In this article, you’ll learn everything you must know about flying and how to cut back on your impact. Most travelers are aware of the damaging effects of flying, but sometimes the urge to go out and explore is greater than anything. I get it, and sometimes it’s just impossible to avoid, right? I’ve got to admit, I even like flying! Looking above the clouds, and getting a clear view of the country you visit(ed) while ascending and descending.

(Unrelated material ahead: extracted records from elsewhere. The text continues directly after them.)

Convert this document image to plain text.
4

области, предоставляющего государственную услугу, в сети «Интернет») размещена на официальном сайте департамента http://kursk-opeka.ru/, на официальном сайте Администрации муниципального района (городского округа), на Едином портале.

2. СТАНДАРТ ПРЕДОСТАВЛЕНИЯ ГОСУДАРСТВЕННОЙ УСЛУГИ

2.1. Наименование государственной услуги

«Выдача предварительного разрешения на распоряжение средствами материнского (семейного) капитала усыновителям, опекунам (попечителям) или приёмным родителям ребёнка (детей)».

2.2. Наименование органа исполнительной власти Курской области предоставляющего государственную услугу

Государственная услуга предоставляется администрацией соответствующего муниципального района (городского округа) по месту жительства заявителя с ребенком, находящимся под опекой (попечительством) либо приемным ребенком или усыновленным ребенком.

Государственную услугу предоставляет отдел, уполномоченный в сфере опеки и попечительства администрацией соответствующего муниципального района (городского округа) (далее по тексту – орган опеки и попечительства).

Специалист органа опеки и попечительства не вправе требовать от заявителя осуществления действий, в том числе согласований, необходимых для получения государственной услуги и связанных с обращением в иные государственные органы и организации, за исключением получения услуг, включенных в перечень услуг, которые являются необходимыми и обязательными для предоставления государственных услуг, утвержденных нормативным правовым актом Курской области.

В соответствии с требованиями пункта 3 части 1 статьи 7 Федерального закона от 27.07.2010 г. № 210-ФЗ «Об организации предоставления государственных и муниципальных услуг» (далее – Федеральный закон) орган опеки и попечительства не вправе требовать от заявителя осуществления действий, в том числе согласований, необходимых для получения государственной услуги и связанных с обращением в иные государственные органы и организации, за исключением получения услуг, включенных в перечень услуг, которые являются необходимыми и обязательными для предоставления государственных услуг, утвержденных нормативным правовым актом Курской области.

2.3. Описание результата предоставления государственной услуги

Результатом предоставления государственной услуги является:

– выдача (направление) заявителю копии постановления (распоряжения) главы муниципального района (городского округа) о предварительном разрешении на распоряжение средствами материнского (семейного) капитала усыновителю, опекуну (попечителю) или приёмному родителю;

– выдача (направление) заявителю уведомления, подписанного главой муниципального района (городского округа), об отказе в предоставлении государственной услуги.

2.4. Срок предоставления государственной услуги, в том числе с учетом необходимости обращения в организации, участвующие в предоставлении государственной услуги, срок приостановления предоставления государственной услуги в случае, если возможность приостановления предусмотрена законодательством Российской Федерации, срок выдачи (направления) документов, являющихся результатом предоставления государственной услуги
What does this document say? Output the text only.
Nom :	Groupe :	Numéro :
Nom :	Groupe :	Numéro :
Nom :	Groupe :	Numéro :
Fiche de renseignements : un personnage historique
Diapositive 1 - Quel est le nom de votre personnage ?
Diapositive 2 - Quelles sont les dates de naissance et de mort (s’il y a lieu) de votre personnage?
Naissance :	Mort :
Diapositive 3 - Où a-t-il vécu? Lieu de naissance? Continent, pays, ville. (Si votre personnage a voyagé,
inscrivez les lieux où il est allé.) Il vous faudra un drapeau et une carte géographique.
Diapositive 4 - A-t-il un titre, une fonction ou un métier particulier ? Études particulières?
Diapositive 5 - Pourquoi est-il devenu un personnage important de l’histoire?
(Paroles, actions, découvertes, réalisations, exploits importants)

Now the real question is: how to reduce your impact when flying? First of all, I’d like to stress that cutting down our emissions is one of the only ways to fight climate change. So, before booking your next trip think mindfully about alternative transportation (think train, bicycle, etc). Each individual has his/her own carbon footprint which entails the emissions from our daily tasks, like doing the laundry or by driving. Traveling by plane is a huge contributor to the individual carbon footprint as well as to global warming. The second action you can take is to compensate your CO2-equivalent through funding a green project. This is called carbon offsetting.
This is how you can help:
|Step 1||Reduce your overall emissions. Tips on reducing the impact of your daily life- tasks are summarized here. Tips on reducing the impact while traveling are summarized here.|
|Step 2||Calculate. Place a number on your emissions in order to take further action.|
|Step 3||Find a suitable and reliable organization to contribute to. Many airlines also offer the option themselves when booking your ticket. For example: on Greentripper.|
|Step 4||Pay. This way you’ll be able to support green projects that plant trees or take other measures.|
For example: a KLM flight from Brussels to Accra only requires a 20 euros compensation.
There are many discussions about the effectiveness of carbon offsetting. Obviously, it is not the solution to climate change. It is however a way to raise awareness and a useful tool to start. The only way we’ll be able to fight the current climate issue, we have to cut emissions rather than compensate for them. For more resources on carbon offsetting and its effectiveness, please check the following articles on National Geographic and the Guardian.
Tourism is one of the biggest polluting industries in the world. But on the other hand, tourism creates jobs, income for host communities, infrastructural improvements, etc. Overall, if handled well sustainable tourism can improve the quality of life of host communities. Unfortunately, the current pandemic had a big impact on all activities within the industry. Let’s find a way to make this industry thrive again in a positive way.